First i have quantized llama 3.1 8b to fp8 using the PTQ in the repo, as follows, then I run the build script.

The below code works fine if you REMOVE this line --use_fp8_context_fmha enable \

I have tried with multiple combinations of build commands but --use_fp8_context_fmha enable \ doesnt seem to work.

huggingface-cli download meta-llama/Llama-3.1-8B-Instruct --local-dir ./llama8b --exclude *original*

python3 /root/TensorRT-LLM/examples/quantization/quantize.py \
    --model_dir /root/llama8b \
    --dtype float16 \
    --qformat fp8 \
    --output_dir ./llama-8b-ckpt-fp8 \
    --calib_size 512

trtllm-build --checkpoint_dir ./llama-8b-ckpt-fp8 \
             --output_dir ./llama8b-engine \
             --gemm_plugin float16 \
             --gpt_attention_plugin float16 \
             --use_paged_context_fmha enable \
             --context_fmha enable \
             --use_fp8_context_fmha enable \
             --max_num_tokens 8192 \
             --max_seq_len 8192 \
             --max_batch_size 4

I am testing a basic example like this to see if use_fp8_context_fmha works.

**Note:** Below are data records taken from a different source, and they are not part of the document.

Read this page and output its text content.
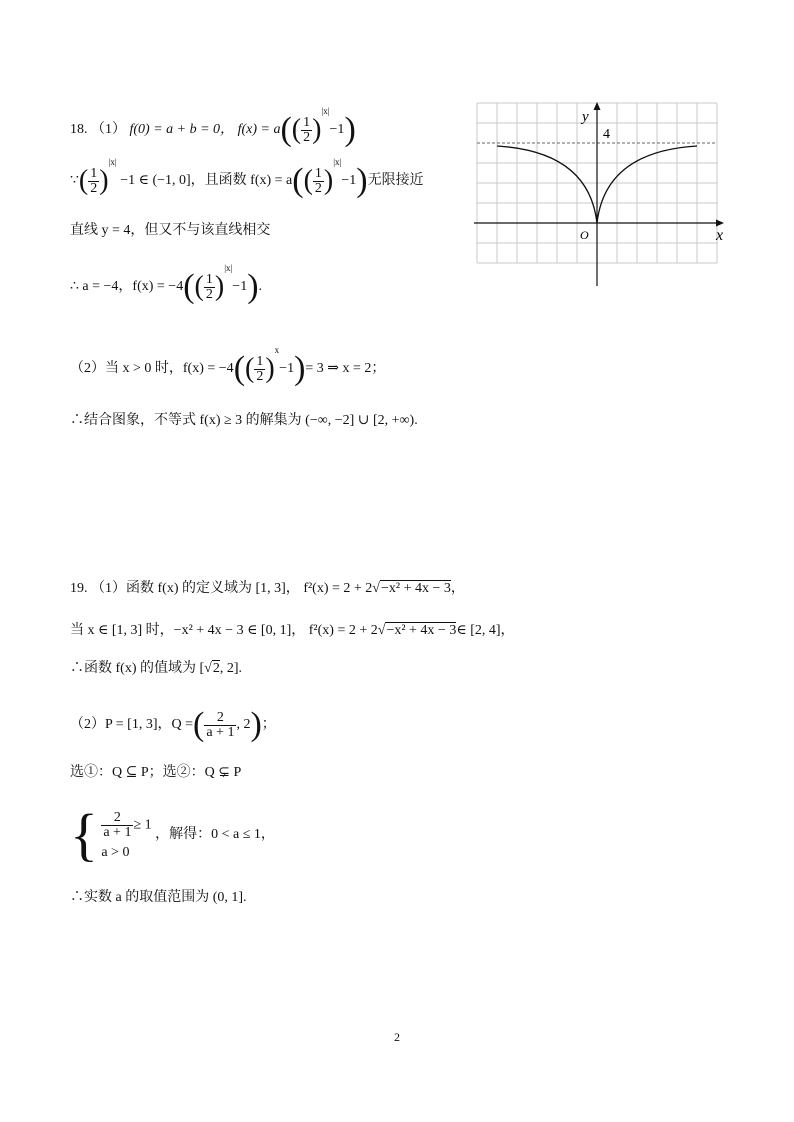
18. （1） f(0) = a + b = 0， $f(x) = a(( \frac{1}{2} )^{|x|}-1)$
∵( $\frac{1}{2} )^{|x|} -1$ ∈ (−1, 0]，且函数 $f(x) = a(( \frac{1}{2} )^{|x|}-1)$无限接近
直线 y = 4，但又不与该直线相交
∴ a = −4，$f(x) = -4(( \frac{1}{2} )^{|x|}-1)$.
（2）当 x > 0 时，$f(x) = -4(( \frac{1}{2} )^x-1)= 3$ ⇒ x = 2；
∴结合图象，不等式 f(x) ≥ 3 的解集为 (−∞, −2] ∪ [2, +∞).
y
x
O
4
19. （1）函数 f(x) 的定义域为 [1, 3]， f²(x) = 2 + 2√−x² + 4x − 3，
当 x ∈ [1, 3] 时，−x² + 4x − 3 ∈ [0, 1]， f²(x) = 2 + 2√−x² + 4x − 3∈ [2, 4]，
∴函数 f(x) 的值域为 [√2, 2].
（2）P = [1, 3]，Q =( $\frac{2}{a + 1}$ , 2)；
选①：Q ⊆ P；选②：Q ⊊ P
{ $\frac{2}{a + 1} \ge 1$
a > 0
，解得：0 < a ≤ 1，
∴实数 a 的取值范围为 (0, 1].
2
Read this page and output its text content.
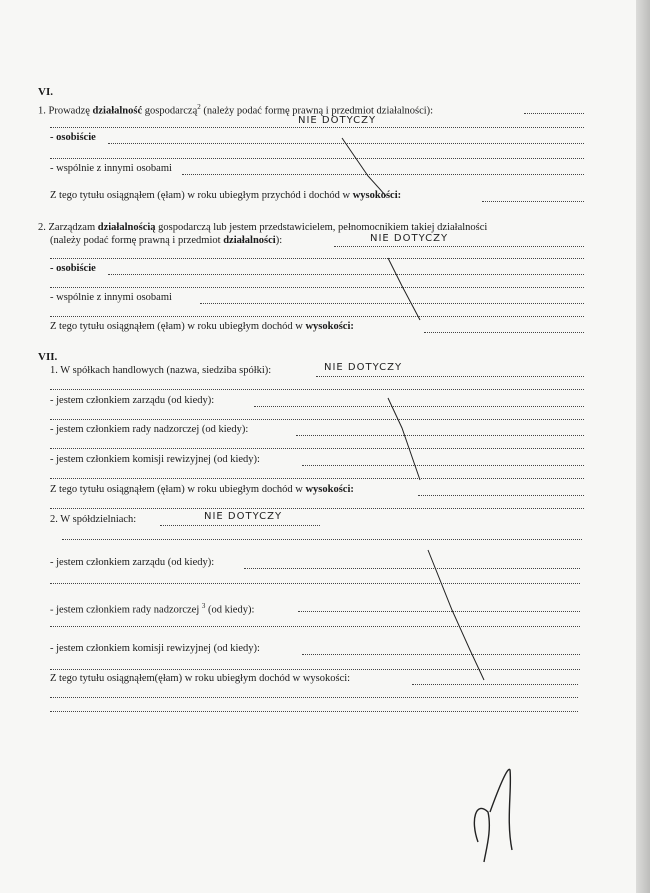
VI.
1. Prowadzę działalność gospodarczą$^2$ (należy podać formę prawną i przedmiot działalności):
NIE DOTYCZY
- osobiście
- wspólnie z innymi osobami
Z tego tytułu osiągnąłem (ęłam) w roku ubiegłym przychód i dochód w wysokości:
2. Zarządzam działalnością gospodarczą lub jestem przedstawicielem, pełnomocnikiem takiej działalności
(należy podać formę prawną i przedmiot działalności):	NIE DOTYCZY
- osobiście
- wspólnie z innymi osobami
Z tego tytułu osiągnąłem (ęłam) w roku ubiegłym dochód w wysokości:
VII.
1. W spółkach handlowych (nazwa, siedziba spółki):	NIE DOTYCZY
- jestem członkiem zarządu (od kiedy):
- jestem członkiem rady nadzorczej (od kiedy):
- jestem członkiem komisji rewizyjnej (od kiedy):
Z tego tytułu osiągnąłem (ęłam) w roku ubiegłym dochód w wysokości:
2. W spółdzielniach:	NIE DOTYCZY
- jestem członkiem zarządu (od kiedy):
- jestem członkiem rady nadzorczej $^3$ (od kiedy):
- jestem członkiem komisji rewizyjnej (od kiedy):
Z tego tytułu osiągnąłem(ęłam) w roku ubiegłym dochód w wysokości:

So far I have tried on version 0.13.0, and version 0.14.0, and I receive this error when running the summarization test (also the run.py)

python3 /home/TensorRT-LLM/examples/summarize.py --engine_dir ./llama8b-engine \
                       --hf_model_dir  /home/llama8b \
                       --tokenizer_dir  /home/llama8b \
                       --test_trt_llm \
                       --data_type fp16 \
                       --batch_size 1 \
                       --output_len 400 \
                       --max_tokens_in_paged_kv_cache 100000 \
                       --kv_cache_free_gpu_memory_fraction 0.5
[TensorRT-LLM][INFO] [MemUsageChange] Allocated 1.76 MB GPU memory for runtime buffers.
[TensorRT-LLM][INFO] [MemUsageChange] Allocated 5.58 MB GPU memory for decoder.
[TensorRT-LLM][INFO] Memory usage when calculating max tokens in paged kv cache: total: 93.12 GiB, available: 82.98 GiB
[TensorRT-LLM][WARNING] Both freeGpuMemoryFraction (aka kv_cache_free_gpu_mem_fraction) and maxTokens (aka max_tokens_in_paged_kv_cache) are set (to 0.500000 and 100000, respectively). The smaller value will be used.
[TensorRT-LLM][INFO] Number of blocks in KV cache primary pool: 1563
[TensorRT-LLM][INFO] Number of blocks in KV cache secondary pool: 0, onboard blocks to primary memory before reuse: true
[TensorRT-LLM][INFO] Max KV cache pages per sequence: 128
[TensorRT-LLM][INFO] Number of tokens per block: 64.
[TensorRT-LLM][INFO] [MemUsageChange] Allocated 12.21 GiB for max tokens in paged KV cache (100032).
[TensorRT-LLM][INFO] Enable MPI KV cache transport.
[11/14/2024-14:20:40] [TRT-LLM] [I] Load engine takes: 2.463017225265503 sec
[h100:15728] *** Process received signal ***
[h100:15728] Signal: Segmentation fault (11)
[h100:15728] Signal code: Address not mapped (1)
[h100:15728] Failing at address: (nil)
[h100:15728] [ 0] /lib/x86_64-linux-gnu/libc.so.6(+0x42520)[0x76f0b0642520]
[h100:15728] *** End of error message ***
Segmentation fault (core dumped)

Does this mean --use_fp8_context_fmha enable is broken and doesnt work overall?

Can someone help me fix this?

Thanks

avianion commented 1 week ago

@hello-11 @AdamzNV @ncomly-nvidia @pcastonguay any idea?